Minister of National Education
- In office 21 September 2024 – 23 December 2024
- Prime Minister: Michel Barnier
- Preceded by: Nicole Belloubet
- Succeeded by: Élisabeth Borne

Member of the National Assembly for the 11th constituency for French residents overseas
- In office 21 June 2017 – 21 October 2024
- Preceded by: Thierry Mariani
- Succeeded by: Rémi Provendier

Member of the Escamps City Council
- Incumbent
- Assumed office 28 June 2020

Personal details
- Born: 20 April 1963 (age 62) Neuilly-sur-Seine, France
- Party: Renaissance
- Children: 4
- Alma mater: Paris Descartes University
- Occupation: Physician • Journalist • Politician

= Anne Genetet =

French politician (born 1963)

Anne Genetet (born 20 April 1963) is a French medical doctor and politician of Renaissance (RE) who briefly served as the Minister of National Education in the Barnier government from September to December 2024. She represented the 11th constituency for French residents overseas in the National Assembly from 2017 to 2024.

==Early career==
In 2005, Genetet moved to Singapore with her husband and four sons. She subsequently founded the Help Agency, a consultancy to advise maids and their employers on health and legal matters. She also worked with non-governmental organizations on maid issues.

==Political career==
In parliament, Genetet serves on the Committee on Foreign Affairs and the Parliamentary Office for the Evaluation of Scientific and Technological Choices (OPECST).

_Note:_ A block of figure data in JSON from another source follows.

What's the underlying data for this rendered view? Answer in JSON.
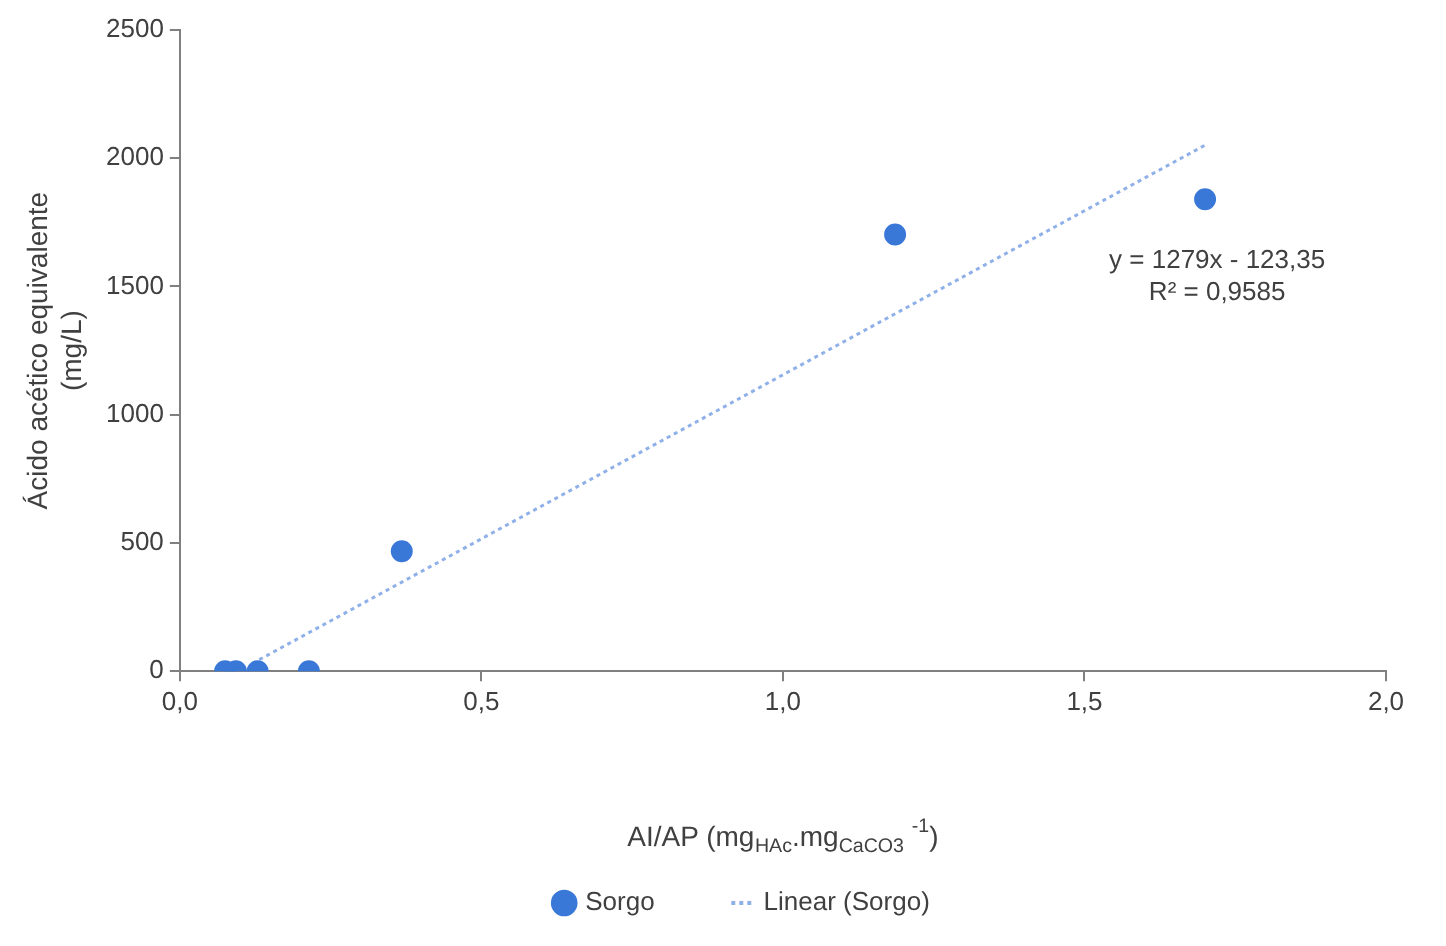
{
  "chart_data": {
    "type": "scatter",
    "xlabel": "AI/AP (mg$_{HAc}$.mg$_{CaCO3}$ $^{-1}$)",
    "ylabel": "Ácido acético equivalente\n(mg/L)",
    "x": [
      0.075,
      0.093,
      0.129,
      0.214,
      0.368,
      1.186,
      1.7
    ],
    "series": [
      {
        "name": "Sorgo",
        "color": "#3a78d8",
        "values": [
          0,
          0,
          0,
          0,
          468,
          1703,
          1840
        ]
      },
      {
        "name": "Linear (Sorgo)",
        "type": "line",
        "line_style": "dotted",
        "marker": "none",
        "color": "#8fb0e8",
        "x": [
          0.12,
          1.7
        ],
        "values": [
          30,
          2051
        ]
      }
    ],
    "marker": "circle",
    "xlim": [
      0,
      2
    ],
    "ylim": [
      0,
      2500
    ],
    "xticks": [
      {
        "value": 0,
        "label": "0,0"
      },
      {
        "value": 0.5,
        "label": "0,5"
      },
      {
        "value": 1,
        "label": "1,0"
      },
      {
        "value": 1.5,
        "label": "1,5"
      },
      {
        "value": 2,
        "label": "2,0"
      }
    ],
    "yticks": [
      0,
      500,
      1000,
      1500,
      2000,
      2500
    ],
    "grid": false,
    "legend": "bottom",
    "annotations": [
      "y = 1279x - 123,35",
      "R² = 0,9585"
    ]
  }
}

In addition to her committee assignments, Genetet chairs the French-Iranian Parliamentary Friendship Group. Since 2022, she has been part of the French delegation to the NATO Parliamentary Assembly, where she serves on the Economics and Security Committee, the Sub-Committee on Transition and Development, the Sub-Committee on Transatlantic Economic Relations and the Ukraine-NATO Interparliamentary Council. She is also part of the Inter-Parliamentary Alliance on China.

==Political positions==
In May 2018, Genetet co-sponsored an initiative in favour of legalizing assisted reproductive technology (ART) for all women (singles, heterosexual couples or lesbian couples).

In July 2019, Genetet voted in favor of the French ratification of the European Union’s Comprehensive Economic and Trade Agreement (CETA) with Canada.